The size of the “ideal” penis appears to have increased in recent history, according to a scientific analysis of artwork from the 15th to 21st centuries. The findings have been published in BJU International, a peer-reviewed medical journal.
“In recent years, we are encountering a dramatically increased interest in penile enlargement surgeries,” said study author Ege Can Serefoglu, a professor of urology at the Biruni University School of Medicine and editor-in-chief of the International Journal of Impotence Research.
“We realized that this increased demand is mainly due to the increased consumption of porn, especially during the pandemic period. Many young men compare their penis size with that of porn stars and consider their penises to be small, although their sizes are within the normal range.”
“They are having a great amount of anxiety regarding the inability to satisfy their partners, although it has been demonstrated that penis size does not have a significant impact on partner satisfaction,” Serefoglu told PsyPost.
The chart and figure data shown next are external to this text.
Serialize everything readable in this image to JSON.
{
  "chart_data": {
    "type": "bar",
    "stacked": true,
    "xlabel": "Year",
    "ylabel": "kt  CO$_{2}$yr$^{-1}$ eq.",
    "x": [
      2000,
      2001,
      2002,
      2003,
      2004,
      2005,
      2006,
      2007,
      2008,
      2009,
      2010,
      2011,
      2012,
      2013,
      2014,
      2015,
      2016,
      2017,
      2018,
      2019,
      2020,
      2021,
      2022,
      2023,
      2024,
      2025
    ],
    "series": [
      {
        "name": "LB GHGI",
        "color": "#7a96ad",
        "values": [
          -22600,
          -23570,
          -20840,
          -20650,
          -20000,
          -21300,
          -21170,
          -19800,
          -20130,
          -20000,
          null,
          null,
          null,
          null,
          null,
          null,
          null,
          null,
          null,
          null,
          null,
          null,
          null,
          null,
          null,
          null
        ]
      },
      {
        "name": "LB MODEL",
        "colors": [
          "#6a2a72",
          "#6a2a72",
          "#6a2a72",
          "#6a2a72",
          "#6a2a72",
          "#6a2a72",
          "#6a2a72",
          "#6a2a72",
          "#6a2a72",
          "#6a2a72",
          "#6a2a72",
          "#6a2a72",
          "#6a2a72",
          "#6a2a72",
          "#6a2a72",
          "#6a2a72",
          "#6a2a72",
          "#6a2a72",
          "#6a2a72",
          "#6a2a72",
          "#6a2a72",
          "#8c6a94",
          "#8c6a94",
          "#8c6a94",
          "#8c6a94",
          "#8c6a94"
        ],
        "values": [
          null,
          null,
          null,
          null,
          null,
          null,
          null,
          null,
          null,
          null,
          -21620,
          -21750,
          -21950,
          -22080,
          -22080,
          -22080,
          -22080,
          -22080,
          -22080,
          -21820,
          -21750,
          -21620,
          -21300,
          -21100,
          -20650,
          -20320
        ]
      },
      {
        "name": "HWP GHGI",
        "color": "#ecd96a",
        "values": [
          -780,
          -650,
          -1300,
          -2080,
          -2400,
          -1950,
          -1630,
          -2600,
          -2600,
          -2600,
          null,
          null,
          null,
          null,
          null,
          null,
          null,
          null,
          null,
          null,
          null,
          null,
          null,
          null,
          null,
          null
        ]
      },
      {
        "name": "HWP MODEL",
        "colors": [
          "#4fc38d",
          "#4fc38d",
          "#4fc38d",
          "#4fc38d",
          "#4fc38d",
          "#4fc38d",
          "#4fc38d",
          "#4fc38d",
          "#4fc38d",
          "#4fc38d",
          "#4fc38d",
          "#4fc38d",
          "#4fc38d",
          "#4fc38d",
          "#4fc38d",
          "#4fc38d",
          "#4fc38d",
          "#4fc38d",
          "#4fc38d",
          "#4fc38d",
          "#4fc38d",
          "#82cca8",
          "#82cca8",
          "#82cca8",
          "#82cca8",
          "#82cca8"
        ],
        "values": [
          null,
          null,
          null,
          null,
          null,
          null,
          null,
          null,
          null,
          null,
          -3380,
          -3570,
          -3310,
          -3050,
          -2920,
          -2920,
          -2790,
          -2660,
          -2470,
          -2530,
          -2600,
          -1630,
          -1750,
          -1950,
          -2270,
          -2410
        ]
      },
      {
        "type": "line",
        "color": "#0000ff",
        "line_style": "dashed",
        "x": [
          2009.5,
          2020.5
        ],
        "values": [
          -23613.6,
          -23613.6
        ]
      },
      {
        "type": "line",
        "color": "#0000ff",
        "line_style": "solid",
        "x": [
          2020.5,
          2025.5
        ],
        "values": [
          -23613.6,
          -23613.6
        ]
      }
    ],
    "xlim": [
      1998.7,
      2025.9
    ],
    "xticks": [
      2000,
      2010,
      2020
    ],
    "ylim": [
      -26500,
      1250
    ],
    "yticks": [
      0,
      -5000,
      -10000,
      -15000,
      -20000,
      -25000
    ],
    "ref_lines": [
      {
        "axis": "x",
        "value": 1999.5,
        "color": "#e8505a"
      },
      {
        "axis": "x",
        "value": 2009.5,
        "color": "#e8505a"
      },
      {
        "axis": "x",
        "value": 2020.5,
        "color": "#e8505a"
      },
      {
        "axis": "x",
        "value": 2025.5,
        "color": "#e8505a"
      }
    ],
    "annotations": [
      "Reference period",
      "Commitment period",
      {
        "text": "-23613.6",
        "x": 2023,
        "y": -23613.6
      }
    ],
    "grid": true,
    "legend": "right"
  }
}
“This phenomenon is called ‘penile dysmorphophobia,’ which is nowadays considered as a part of body dysmorphic disorder. Considering the magnitude of this disorder, we wanted to assess the ideal penis size by measuring the length of this organ in nude paintings. As expected, we have observed a dramatically increase in penis size in the recent centuries.”
To analyze how the depiction of male genitals in Western art has changed over time, the researchers systematically analyzed 160 paintings of nude adult men created by 99 artists from 21 countries worldwide, ranging from the Renaissance period to the present day.
To standardize measurements, only paintings in which the penis size could be determined and depicted proportionally to the face were included. The paintings were examined to ensure that the male figures’ faces were in line with the Golden Ratio, which is a standard for proportion in art, indicating that the images were realistic and proportionate. The researchers calculated the penile length to ear length (PtEL) or penile length to nose length (PtNL) ratios to determine the size of the penis in proportion to the face depicted.
The paintings were divided into seven groups according to the centuries they were painted, and further divided into three groups based on the historical development of art: Renaissance Period (1400-1599), Baroque-Rococo and Impressionism Period (1600-1899), and Contemporary Art Period (1900-2020).
During the 15th and 16th centuries, there was a significant increase in the number of paintings depicting the naked male body, but the penis was still depicted as relatively small during this time period.
The researchers found that the average penis size of 21st-century paintings was greater than all other centuries. Furthermore, the average penis size of paintings from the Contemporary Art Period were significantly higher than those of all earlier periods. The findings indicate that penises have been depicted as larger in recent paintings compared to the past.
The findings were mostly in line with the researchers expectations. “We were aware of the fact that ‘small penis’ was considered to be ideal in ancient Greece and in the Renaissance period. In the contemporary period, we knew that penis sizes enlarged along with the perception of the society related to the ‘ideal penis size,'” Serefoglu said.
The researchers said that contemporary art’s increasing tendency to portray larger and potentially unrealistic penises could potentially affect modern men’s self-esteem and satisfaction with their own penis size. Further research is required to determine why artists are depicting penises in this manner and the potential implications of this trend.
“Men should not consider porn stars as ‘normal’ and they should not be focusing on their penile size, which does not have an impact on partner satisfaction,” Serefoglu advised.
The study, “Depictions of penises in historical paintings reflect changing perceptions of the ideal penis size“, was authored by Murat Gül, Emre Altintas, Mehmet Serkan Özkent, Annette Fenner, and Ege Can Serefoglu.